Acingel is a small town. There was only one doctor here — Miss Ada. She was very friendly and nobody has ever said something bad about her, so who could've expected that Ada will be found dead in her house? Mr Gawry, world-famous detective, is appointed to find the criminal. He asked $$$m$$$ neighbours of Ada about clients who have visited her in that unlucky day. Let's number the clients from $$$1$$$ to $$$n$$$. Each neighbour's testimony is a permutation of these numbers, which describes the order in which clients have been seen by the asked neighbour.
However, some facts are very suspicious – how it is that, according to some of given permutations, some client has been seen in the morning, while in others he has been seen in the evening? "In the morning some of neighbours must have been sleeping!" — thinks Gawry — "and in the evening there's been too dark to see somebody's face...". Now he wants to delete some prefix and some suffix (both prefix and suffix can be empty) in each permutation, so that they'll be non-empty and equal to each other after that — some of the potential criminals may disappear, but the testimony won't stand in contradiction to each other.
In how many ways he can do it? Two ways are called different if the remaining common part is different.
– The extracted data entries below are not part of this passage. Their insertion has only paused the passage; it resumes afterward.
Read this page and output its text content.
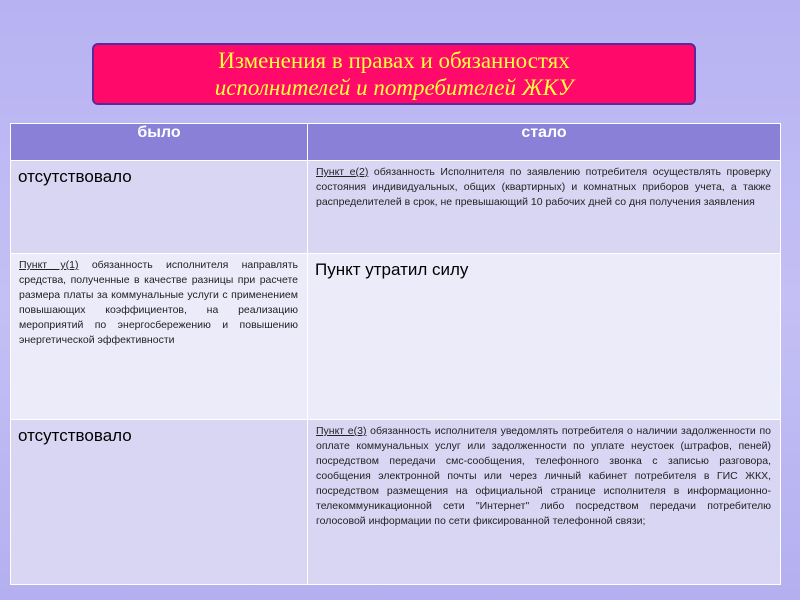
Изменения в правах и обязанностях
исполнителей и потребителей ЖКУ
было	стало

отсутствовало	Пункт е(2) обязанность Исполнителя по заявлению потребителя осуществлять проверку состояния индивидуальных, общих (квартирных) и комнатных приборов учета, а также распределителей в срок, не превышающий 10 рабочих дней со дня получения заявления

Пункт у(1) обязанность исполнителя направлять средства, полученные в качестве разницы при расчете размера платы за коммунальные услуги с применением повышающих коэффициентов, на реализацию мероприятий по энергосбережению и повышению энергетической эффективности	Пункт утратил силу

отсутствовало	Пункт е(3) обязанность исполнителя уведомлять потребителя о наличии задолженности по оплате коммунальных услуг или задолженности по уплате неустоек (штрафов, пеней) посредством передачи смс-сообщения, телефонного звонка с записью разговора, сообщения электронной почты или через личный кабинет потребителя в ГИС ЖКХ, посредством размещения на официальной странице исполнителя в информационно-телекоммуникационной сети "Интернет" либо посредством передачи потребителю голосовой информации по сети фиксированной телефонной связи;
The first line contains two integers $$$n$$$ and $$$m$$$ ($$$1 \le n \le 100\,000$$$, $$$1 \le m \le 10$$$) — the number of suspects and the number of asked neighbors.
Each of the next $$$m$$$ lines contains $$$n$$$ integers $$$a_1, a_2, \ldots, a_n$$$ ($$$1 \le a_i \le n$$$). It is guaranteed that these integers form a correct permutation (that is, each number from $$$1$$$ to $$$n$$$ appears exactly once).
Output a single integer denoting the number of ways to delete some prefix and some suffix of each permutation (possibly empty), such that the remaining parts will be equal and non-empty.
3 2
1 2 3
2 3 1
4
5 6
1 2 3 4 5
2 3 1 4 5
3 4 5 1 2
3 5 4 2 1
2 3 5 4 1
1 2 3 4 5
5
2 2
1 2
2 1
2
In the first example, all possible common parts are $$$[1]$$$, $$$[2]$$$, $$$[3]$$$ and $$$[2, 3]$$$.
In the second and third examples, you can only leave common parts of length $$$1$$$.